Lil Durk a supprimé l’un de ses profils sur les réseaux sociaux tout en suggérant qu’il le consulte actuellement sur une autre plateforme.

Mercredi 20 décembre, le natif de Chicago a publié une note brève et vague sur Twitter : « À l’année prochaine, revenez sur sa merde de douleur. [bandaged-heart emoji] ……2024”

CHARGEMENT DE L’ANNONCE…

On ne sait pas exactement à quoi il essayait de faire allusion, bien que les fans aient remarqué que son compte Instagram avait été désactivé à peu près au même moment.

On ne sait pas encore si le joueur de 31 ans parlait de sa douleur ou s’il taquinait une nouvelle musique inspirée par des tourments émotionnels, même si les fans ne le sauront probablement pas avant l’année prochaine.

Bien que le tweet à propos soulève des inquiétudes quant au bien-être de Durk, on ne sait pas grand-chose de ce qu’il traverse actuellement.
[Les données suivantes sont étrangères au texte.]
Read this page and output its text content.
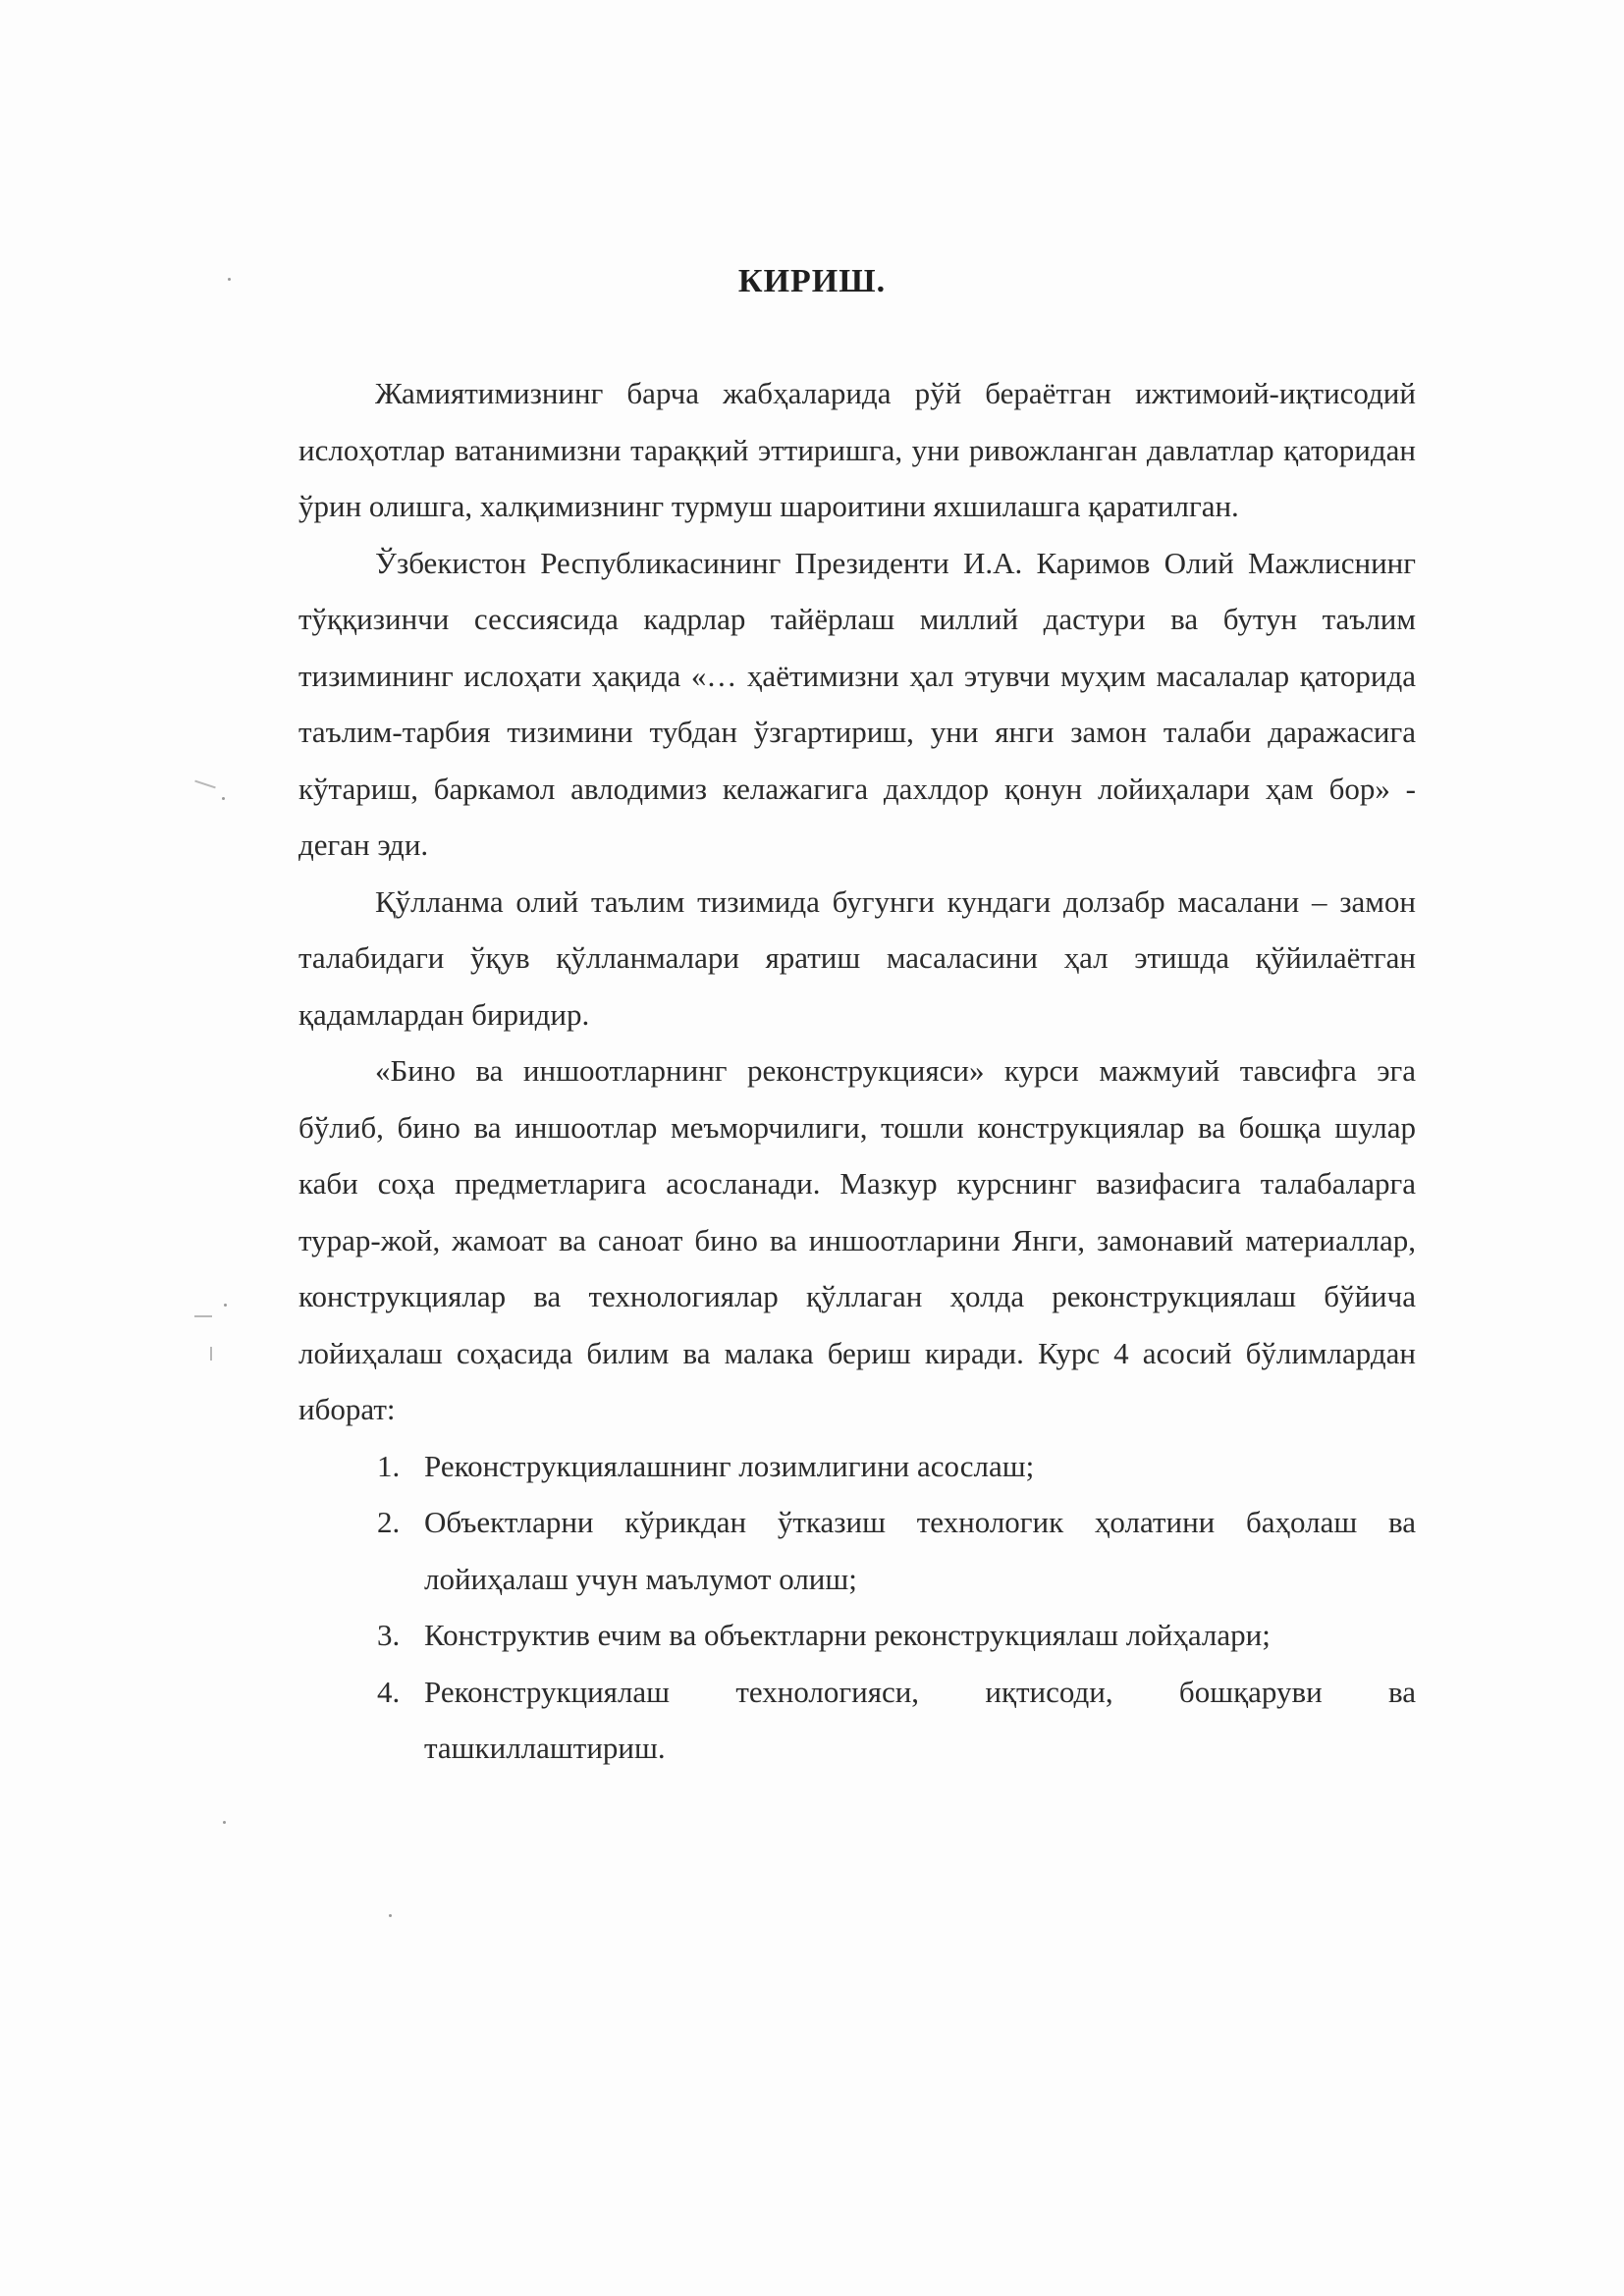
КИРИШ.

Жамиятимизнинг барча жабҳаларида рўй бераётган ижтимоий-иқтисодий ислоҳотлар ватанимизни тараққий эттиришга, уни ривожланган давлатлар қаторидан ўрин олишга, халқимизнинг турмуш шароитини яхшилашга қаратилган.

Ўзбекистон Республикасининг Президенти И.А. Каримов Олий Мажлиснинг тўққизинчи сессиясида кадрлар тайёрлаш миллий дастури ва бутун таълим тизимининг ислоҳати ҳақида «… ҳаётимизни ҳал этувчи муҳим масалалар қаторида таълим-тарбия тизимини тубдан ўзгартириш, уни янги замон талаби даражасига кўтариш, баркамол авлодимиз келажагига дахлдор қонун лойиҳалари ҳам бор» - деган эди.

Қўлланма олий таълим тизимида бугунги кундаги долзабр масалани – замон талабидаги ўқув қўлланмалари яратиш масаласини ҳал этишда қўйилаётган қадамлардан биридир.

«Бино ва иншоотларнинг реконструкцияси» курси мажмуий тавсифга эга бўлиб, бино ва иншоотлар меъморчилиги, тошли конструкциялар ва бошқа шулар каби соҳа предметларига асосланади. Мазкур курснинг вазифасига талабаларга турар-жой, жамоат ва саноат бино ва иншоотларини Янги, замонавий материаллар, конструкциялар ва технологиялар қўллаган ҳолда реконструкциялаш бўйича лойиҳалаш соҳасида билим ва малака бериш киради. Курс 4 асосий бўлимлардан иборат:

1. Реконструкциялашнинг лозимлигини асослаш;
2. Объектларни кўрикдан ўтказиш технологик ҳолатини баҳолаш ва лойиҳалаш учун маълумот олиш;
3. Конструктив ечим ва объектларни реконструкциялаш лойҳалари;
4. Реконструкциялаш технологияси, иқтисоди, бошқаруви ва ташкиллаштириш.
Il a cependant fait l’objet d’un lourd procès pour avoir prétendument tenté de vendre les droits de la même chanson à deux reprises au début du mois.
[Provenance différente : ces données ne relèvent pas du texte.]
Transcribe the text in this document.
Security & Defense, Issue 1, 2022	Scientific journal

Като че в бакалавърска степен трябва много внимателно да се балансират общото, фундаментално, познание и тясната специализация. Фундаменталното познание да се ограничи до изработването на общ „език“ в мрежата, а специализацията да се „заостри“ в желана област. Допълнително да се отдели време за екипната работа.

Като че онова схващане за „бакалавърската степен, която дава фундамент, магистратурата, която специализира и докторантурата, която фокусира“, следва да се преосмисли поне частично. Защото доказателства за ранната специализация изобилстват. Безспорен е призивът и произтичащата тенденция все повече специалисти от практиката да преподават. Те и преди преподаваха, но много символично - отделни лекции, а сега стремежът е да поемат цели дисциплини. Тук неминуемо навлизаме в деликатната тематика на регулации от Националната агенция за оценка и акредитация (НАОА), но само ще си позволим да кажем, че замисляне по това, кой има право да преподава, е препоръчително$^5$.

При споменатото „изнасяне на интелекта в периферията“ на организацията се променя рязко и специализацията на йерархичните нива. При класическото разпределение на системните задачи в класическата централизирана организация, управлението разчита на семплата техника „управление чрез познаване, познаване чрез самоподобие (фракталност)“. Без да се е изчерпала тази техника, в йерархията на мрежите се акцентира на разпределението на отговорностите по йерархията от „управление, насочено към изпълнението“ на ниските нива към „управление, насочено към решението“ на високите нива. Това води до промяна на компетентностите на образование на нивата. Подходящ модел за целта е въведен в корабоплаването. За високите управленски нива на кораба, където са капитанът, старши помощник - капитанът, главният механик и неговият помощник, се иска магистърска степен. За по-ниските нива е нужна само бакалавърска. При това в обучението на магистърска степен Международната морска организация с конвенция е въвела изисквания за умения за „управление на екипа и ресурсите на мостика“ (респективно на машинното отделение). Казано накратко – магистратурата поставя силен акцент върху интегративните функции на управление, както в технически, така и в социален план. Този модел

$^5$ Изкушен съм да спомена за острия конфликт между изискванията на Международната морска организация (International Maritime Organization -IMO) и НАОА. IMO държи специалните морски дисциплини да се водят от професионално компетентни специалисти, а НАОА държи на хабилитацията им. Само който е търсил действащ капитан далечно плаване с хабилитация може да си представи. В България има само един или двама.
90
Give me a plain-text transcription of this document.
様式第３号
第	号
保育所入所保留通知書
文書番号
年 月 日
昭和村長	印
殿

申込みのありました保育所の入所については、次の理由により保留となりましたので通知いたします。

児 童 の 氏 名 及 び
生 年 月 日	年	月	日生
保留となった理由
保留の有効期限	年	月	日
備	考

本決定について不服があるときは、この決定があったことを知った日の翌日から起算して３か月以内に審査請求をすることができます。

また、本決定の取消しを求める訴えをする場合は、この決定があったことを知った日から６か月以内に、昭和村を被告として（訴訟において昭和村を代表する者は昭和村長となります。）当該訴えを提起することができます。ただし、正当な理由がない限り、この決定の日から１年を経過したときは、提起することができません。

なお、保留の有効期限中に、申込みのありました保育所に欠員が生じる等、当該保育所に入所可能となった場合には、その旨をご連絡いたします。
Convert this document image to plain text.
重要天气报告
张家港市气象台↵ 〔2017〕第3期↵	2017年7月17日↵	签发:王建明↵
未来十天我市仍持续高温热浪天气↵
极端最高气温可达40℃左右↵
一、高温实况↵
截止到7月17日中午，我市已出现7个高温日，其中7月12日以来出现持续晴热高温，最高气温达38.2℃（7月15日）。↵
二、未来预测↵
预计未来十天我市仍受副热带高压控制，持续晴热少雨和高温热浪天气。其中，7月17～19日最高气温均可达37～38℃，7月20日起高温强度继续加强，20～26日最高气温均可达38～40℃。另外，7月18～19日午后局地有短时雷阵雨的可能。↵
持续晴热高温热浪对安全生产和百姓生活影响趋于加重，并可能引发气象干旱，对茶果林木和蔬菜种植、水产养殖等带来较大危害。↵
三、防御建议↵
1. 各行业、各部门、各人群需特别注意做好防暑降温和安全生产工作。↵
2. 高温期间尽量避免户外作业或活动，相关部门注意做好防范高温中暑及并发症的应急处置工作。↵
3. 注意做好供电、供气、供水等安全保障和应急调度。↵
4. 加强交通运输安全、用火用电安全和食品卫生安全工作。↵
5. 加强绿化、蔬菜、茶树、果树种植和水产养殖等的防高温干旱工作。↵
Selon des documents judiciaires obtenus par HipHopDX, Exceed Talent Capital a affirmé que Durkio avait des obligations contractuelles envers eux pour la chanson « Bedtime ». Cependant, il avait déjà vendu ses droits à Sony Alamo Music, ce qui, selon le plaignant, constitue un acte de fraude.
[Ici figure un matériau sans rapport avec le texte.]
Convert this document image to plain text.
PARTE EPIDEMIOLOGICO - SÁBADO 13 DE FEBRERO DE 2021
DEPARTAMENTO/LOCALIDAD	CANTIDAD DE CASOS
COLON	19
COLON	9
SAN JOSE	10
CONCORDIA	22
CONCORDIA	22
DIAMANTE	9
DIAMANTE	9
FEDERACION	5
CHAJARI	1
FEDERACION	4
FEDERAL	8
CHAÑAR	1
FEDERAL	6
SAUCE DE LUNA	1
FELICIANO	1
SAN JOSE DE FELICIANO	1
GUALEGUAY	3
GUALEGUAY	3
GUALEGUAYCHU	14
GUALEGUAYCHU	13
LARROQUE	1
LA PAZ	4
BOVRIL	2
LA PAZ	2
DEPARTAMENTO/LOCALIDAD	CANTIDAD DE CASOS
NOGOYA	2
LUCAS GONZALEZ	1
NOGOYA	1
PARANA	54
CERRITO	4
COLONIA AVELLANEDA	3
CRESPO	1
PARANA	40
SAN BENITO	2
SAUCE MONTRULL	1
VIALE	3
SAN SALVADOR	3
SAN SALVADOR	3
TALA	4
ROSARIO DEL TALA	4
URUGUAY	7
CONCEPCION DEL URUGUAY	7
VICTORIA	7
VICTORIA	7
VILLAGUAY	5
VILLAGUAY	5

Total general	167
Les documents juridiques déclarent : « Par cette action, le demandeur Exceed Talent Capital, LLC (« demandeur » ou « Exceed ») demande réparation contre les défendeurs pour leur fraude manifeste et les violations concomitantes de l’accord sur les droits de revenus musicaux des parties (l’« Accord ») , par lequel les défendeurs prétendaient accorder à Exceed des droits importants en relation avec un enregistrement sonore du défendeur Durk Derrick Banks (« Banks »), un artiste d’enregistrement bien connu professionnellement connu sous le nom de Lil Durk.

Exceed affirme également avoir acheté les droits de la chanson pour 600 000 $ dans le cadre de ce qu’ils espéraient être un programme d’« investissement fractionnaire ». Cela signifie que les redevances continues sur la chanson peuvent être vendues en petites portions (ou « fractions »), permettant à d’autres d’en récolter les bénéfices financiers.

Dans ce genre de situation, les droits sur une piste peuvent être considérés comme une sorte d’action, chaque investisseur recevant une partie de ce qu’il a payé en fonction du nombre d’actions qu’il a achetées.

Cependant, Durk aurait déjà vendu les droits de « Bedtime » à Sony Alamo pour 450 000 $, ce dont Exceed prétend qu’ils n’en étaient pas conscients jusqu’à ce qu’ils reçoivent un cessez-le-feu de la part du label en mai.

En outre, ils affirment qu’ils ont dû approuver la vente auprès de la Securities and Exchange Commission (SEC) avant de proposer l’accord à Lil Durk, et que l’annulation de la vente a entraîné de lourdes pénalités. Pour cette raison, Exceed réclame 12 millions de dollars de dommages et intérêts.